Ma l’intelligenza è pensare critico. Nessun sistema informatico, nessuna rete o bigdata può dirsi “intelligente” se non è capace di pensiero critico. Un computer o una rete, un sistema di computer non possono sapere cosa stanno facendo: non potranno mai essere “intelligenti”.

Per ammissione stessa dell’autore, il nome “intelligenza artificiale” fu dato casualmente ed è sbagliato; John McCarthy, introdusse l’espressione nel 1956 intendendo qualcosa, com’ebbe a dire, di molto generico. Nel 1968 Pablo Picasso sentenziava: “Non serve a niente un computer se è in grado solo di dare risposte (e non sa far domande)”.

Era  l’epoca degli IBM 360, era l’anno in cui Robert Noyce e Gordon Moore fondavano la Intel che costruiva slot di memoria; nessuno poteva immaginare che sarebbero esistiti i PC, le reti, il web ed i robot; i “big data” ed il machine learning erano sogni, erano fantascienza pura. Eppure il quesito che Picasso poneva resta profondissimo e tuttora quantomai valido.
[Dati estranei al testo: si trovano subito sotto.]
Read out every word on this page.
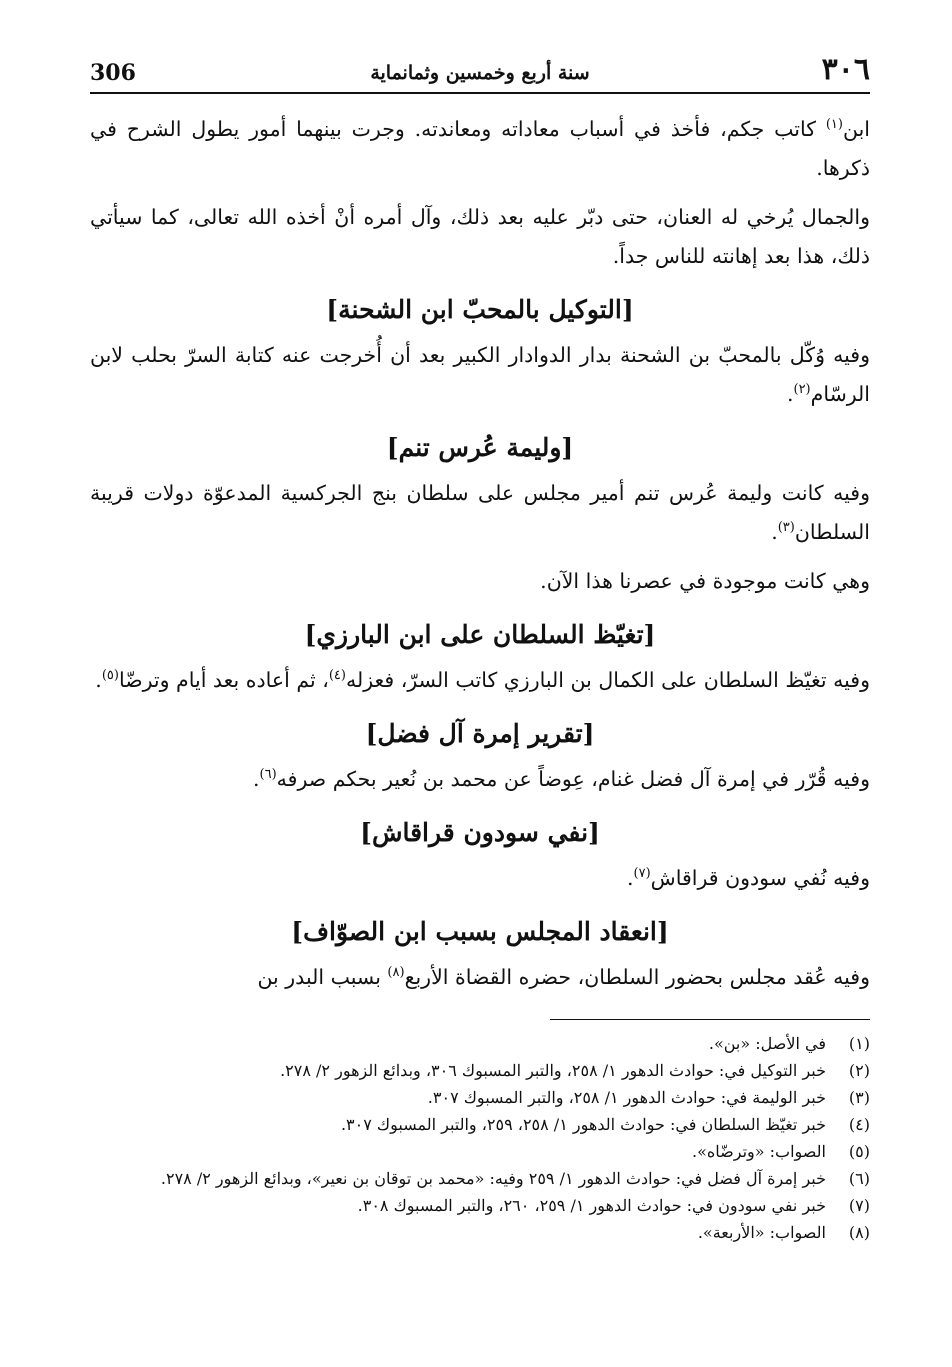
٣٠٦
سنة أربع وخمسين وثمانماية
306

ابن$^{(١)}$ كاتب جكم، فأخذ في أسباب معاداته ومعاندته. وجرت بينهما أمور يطول الشرح في ذكرها.

والجمال يُرخي له العنان، حتى دبّر عليه بعد ذلك، وآل أمره أنْ أخذه الله تعالى، كما سيأتي ذلك، هذا بعد إهانته للناس جداً.

[التوكيل بالمحبّ ابن الشحنة]

وفيه وُكّل بالمحبّ بن الشحنة بدار الدوادار الكبير بعد أن أُخرجت عنه كتابة السرّ بحلب لابن الرسّام$^{(٢)}$.

[وليمة عُرس تنم]

وفيه كانت وليمة عُرس تنم أمير مجلس على سلطان بنج الجركسية المدعوّة دولات قريبة السلطان$^{(٣)}$.

وهي كانت موجودة في عصرنا هذا الآن.

[تغيّظ السلطان على ابن البارزي]

وفيه تغيّظ السلطان على الكمال بن البارزي كاتب السرّ، فعزله$^{(٤)}$، ثم أعاده بعد أيام وترضّا$^{(٥)}$.

[تقرير إمرة آل فضل]

وفيه قُرّر في إمرة آل فضل غنام، عِوضاً عن محمد بن نُعير بحكم صرفه$^{(٦)}$.

[نفي سودون قراقاش]

وفيه نُفي سودون قراقاش$^{(٧)}$.

[انعقاد المجلس بسبب ابن الصوّاف]

وفيه عُقد مجلس بحضور السلطان، حضره القضاة الأربع$^{(٨)}$ بسبب البدر بن

(١)
في الأصل: «بن».
(٢)
خبر التوكيل في: حوادث الدهور ١/ ٢٥٨، والتبر المسبوك ٣٠٦، وبدائع الزهور ٢/ ٢٧٨.
(٣)
خبر الوليمة في: حوادث الدهور ١/ ٢٥٨، والتبر المسبوك ٣٠٧.
(٤)
خبر تغيّظ السلطان في: حوادث الدهور ١/ ٢٥٨، ٢٥٩، والتبر المسبوك ٣٠٧.
(٥)
الصواب: «وترضّاه».
(٦)
خبر إمرة آل فضل في: حوادث الدهور ١/ ٢٥٩ وفيه: «محمد بن توقان بن نعير»، وبدائع الزهور ٢/ ٢٧٨.
(٧)
خبر نفي سودون في: حوادث الدهور ١/ ٢٥٩، ٢٦٠، والتبر المسبوك ٣٠٨.
(٨)
الصواب: «الأربعة».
Computer, in inglese, come computadora in spagnolo, vuol dire alla lettera calcolatrice. A fine anni ’80, ai tempi della nostra “alfabetizzazione” dinanzi ad un computer, gli informatici, per farci uscire da sogni fantascientifici e metterci con i piedi per terra, ci insegnavano che il computer è uno “stupido veloce”; non è altro, cioè, che una potente calcolatrice in grado di svolgere operazioni (molto semplici) ad una velocità straordinaria, pazzesca: ma nulla di più.

Dunque non lasciamoci illudere dalla parola “intelligenza” che, ripetiamo, per ammissione dell’autore stesso fu usata quasi a caso. Usciamo dalla suggestione ed anche dalla soggezione che la parola può indurre: i computer, anche grandi sistemi di computer sono “stupidi”, essendo, in fondo, nient’altro che veloci, potentissime calcolatrici, comunque sempre prive di qualsiasi intenzionalità. Sono strumenti silenziosi ed infaticabili, insostituibili, in grado di fare lavori che l’uomo non sarebbe mai capace di fare con i suoi soli mezzi; ma  i computer non saranno mai realmente capaci di ragionare, di pensare criticamente.

I sistemi di intelligenza artificiale stanno ora facendo esperienza, stanno “imparando” (machine learning); i loro outcome, prodotti da calcoli più sofisticati, diventeranno più attendibili di oggi. Ma la sensazione è che dovremo sempre verificare ciò che è prodotto da un computer, così come oggi ci tocca verificare il testo di ogni traduzione fatta dal più fedele dei traduttori online; così come controlliamo, sottoponendoli alla nostra approvazione, gli itinerari che, pur con molti dettagli, ci propone un navigatore satellitare.